Insofar as non-necessary cookies or similar technologies, in particular for tracking, analysis, marketing or external comfort functions, are used, this is only done after separate consent.
Legal basis:
• Art. 6 para. 1 lit. f GDPR for necessary functions
• Art. 6 para. 1 lit. a GDPR for processing requiring consent
• supplementary § 25 TDDDG for storing information in terminal equipment or accessing it
12. Service Providers / Recipients
To provide our services, we use service providers who may process personal data on our behalf. These include providers in the areas of:
- Cloud hosting / infrastructure
- Email communication
- Support and ticket systems
- DNS and domain management
- Optional integrations such as calendar or notification services
We conclude data processing agreements with these service providers where necessary.
13. Hosting and Processing in the EU
The primary productive data processing components are usually operated in the EU, particularly in AWS eu-central-1 (Frankfurt am Main, Germany).
Public content may be delivered via caching or content delivery technologies for performance and security reasons. Technical connection data such as IP addresses may be processed in the process.
14. Third Country Reference / Access from Thailand
Our company is based in Thailand. Personal data is primarily processed in the EU. However, it may happen in individual cases that authorized persons in Thailand access data stored in the EU as part of support, maintenance, error analysis or technical administration.
Insofar as this involves a third country transfer within the meaning of the GDPR, this is carried out on the basis of appropriate safeguards, in particular the EU standard contractual clauses according to Art. 46 GDPR as well as supplementary technical and organizational measures.

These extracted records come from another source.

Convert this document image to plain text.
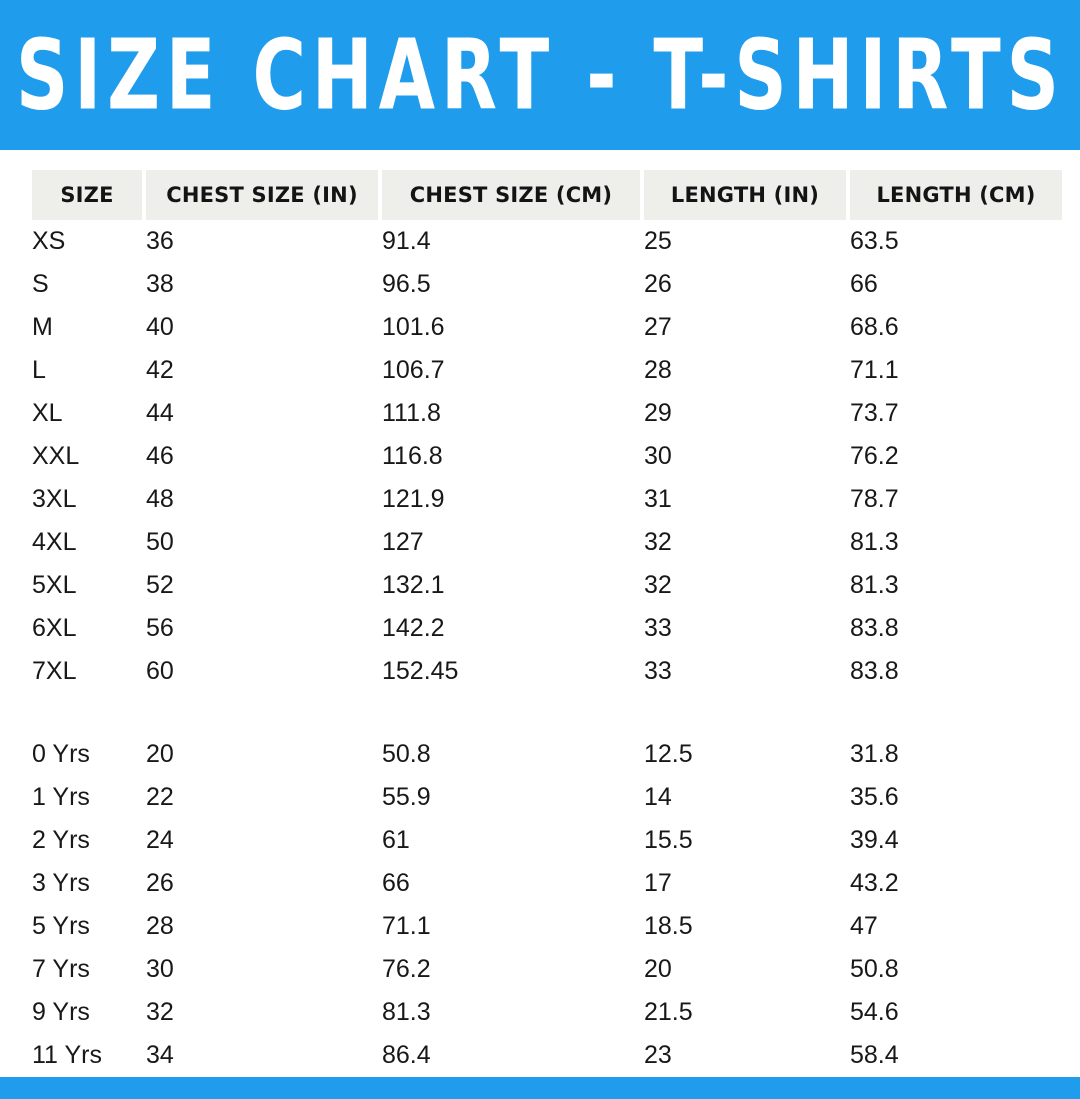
SIZE CHART - T-SHIRTS
SIZE	CHEST SIZE (IN)	CHEST SIZE (CM)	LENGTH (IN)	LENGTH (CM)
XS	36	91.4	25	63.5
S	38	96.5	26	66
M	40	101.6	27	68.6
L	42	106.7	28	71.1
XL	44	111.8	29	73.7
XXL	46	116.8	30	76.2
3XL	48	121.9	31	78.7
4XL	50	127	32	81.3
5XL	52	132.1	32	81.3
6XL	56	142.2	33	83.8
7XL	60	152.45	33	83.8

0 Yrs	20	50.8	12.5	31.8
1 Yrs	22	55.9	14	35.6
2 Yrs	24	61	15.5	39.4
3 Yrs	26	66	17	43.2
5 Yrs	28	71.1	18.5	47
7 Yrs	30	76.2	20	50.8
9 Yrs	32	81.3	21.5	54.6
11 Yrs	34	86.4	23	58.4
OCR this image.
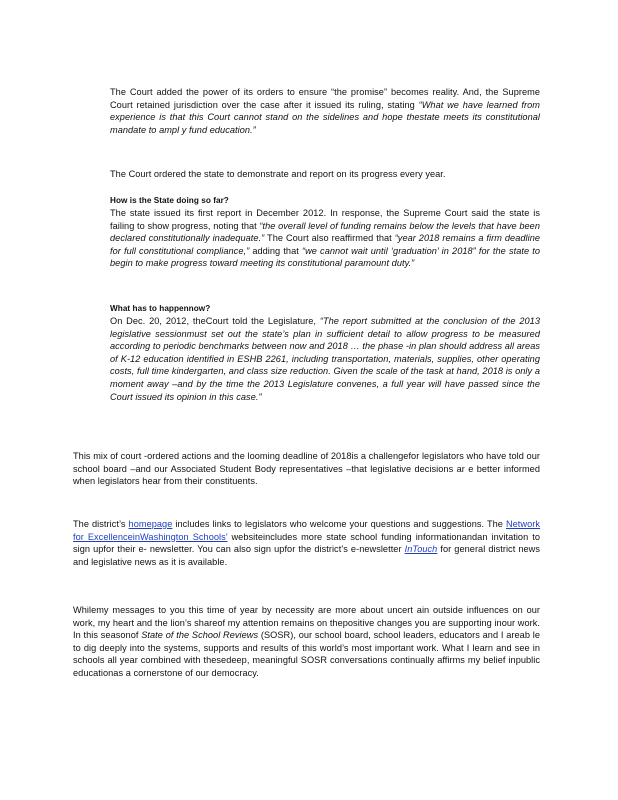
The Court added the power of its orders to ensure “the promise” becomes reality. And, the Supreme Court retained jurisdiction over the case after it issued its ruling, stating “What we have learned from experience is that this Court cannot stand on the sidelines and hope thestate meets its constitutional mandate to ampl y fund education.”

The Court ordered the state to demonstrate and report on its progress every year.

How is the State doing so far?
The state issued its first report in December 2012. In response, the Supreme Court said the state is failing to show progress, noting that “the overall level of funding remains below the levels that have been declared constitutionally inadequate.” The Court also reaffirmed that “year 2018 remains a firm deadline for full constitutional compliance,” adding that “we cannot wait until ‘graduation’ in 2018” for the state to begin to make progress toward meeting its constitutional paramount duty.”
What has to happennow?
On Dec. 20, 2012, theCourt told the Legislature, “The report submitted at the conclusion of the 2013 legislative sessionmust set out the state’s plan in sufficient detail to allow progress to be measured according to periodic benchmarks between now and 2018 … the phase -in plan should address all areas of K-12 education identified in ESHB 2261, including transportation, materials, supplies, other operating costs, full time kindergarten, and class size reduction. Given the scale of the task at hand, 2018 is only a moment away –and by the time the 2013 Legislature convenes, a full year will have passed since the Court issued its opinion in this case.”

This mix of court -ordered actions and the looming deadline of 2018is a challengefor legislators who have told our school board –and our Associated Student Body representatives –that legislative decisions ar e better informed when legislators hear from their constituents.

The district’s homepage includes links to legislators who welcome your questions and suggestions. The Network for ExcellenceinWashington Schools’ websiteincludes more state school funding informationandan invitation to sign upfor their e- newsletter. You can also sign upfor the district’s e-newsletter InTouch for general district news and legislative news as it is available.
Whilemy messages to you this time of year by necessity are more about uncert ain outside influences on our work, my heart and the lion’s shareof my attention remains on thepositive changes you are supporting inour work. In this seasonof State of the School Reviews (SOSR), our school board, school leaders, educators and I areab le to dig deeply into the systems, supports and results of this world’s most important work. What I learn and see in schools all year combined with thesedeep, meaningful SOSR conversations continually affirms my belief inpublic educationas a cornerstone of our democracy.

These include in particular access restrictions, role-based permissions, encryption, logging and case-by-case access.
A copy of the relevant safeguards can be requested upon request, insofar as this is not prevented by legal or contractual confidentiality obligations.
15. Storage Period
We only store personal data for as long as necessary for the respective purposes or as long as legal retention periods exist.
Typical criteria for storage duration are:
- Duration of the contractual relationship
- Processing of inquiries
- Legal retention periods
- Proof and defense interests
- Technical backup and recovery cycles
Insofar as data is no longer required after the end of the contract, it will be deleted or blocked, provided that no legal obligations prevent this.
16. Obligation to Provide Data
The provision of personal data is sometimes legally or contractually required. Without the required data, we may not be able to provide certain services, in particular registration, booking, support or contract performance.
17. Automated Decisions / Profiling
Exclusively automated decision-making within the meaning of Art. 22 GDPR does not take place unless we expressly state otherwise.
18. Rights of Data Subjects
Within the framework of the legal requirements, you have the following rights:
- Right to information
- Right to rectification
- Right to erasure
- Right to restriction of processing
- Right to data portability
- Right to object to processing based on legitimate interests
- Right to revoke consent given at any time with effect for the future
To exercise your rights, a notification to the contact details mentioned above is sufficient.
19. Right to Complain to a Supervisory Authority
You have the right to complain to a data protection supervisory authority if you believe that the processing of your personal data violates data protection law. This right arises from Art. 77 GDPR.
20. Changes to this Privacy Policy
We reserve the right to adapt this privacy policy if this is necessary due to legal, technical or organizational changes. The version published on this website applies in each case.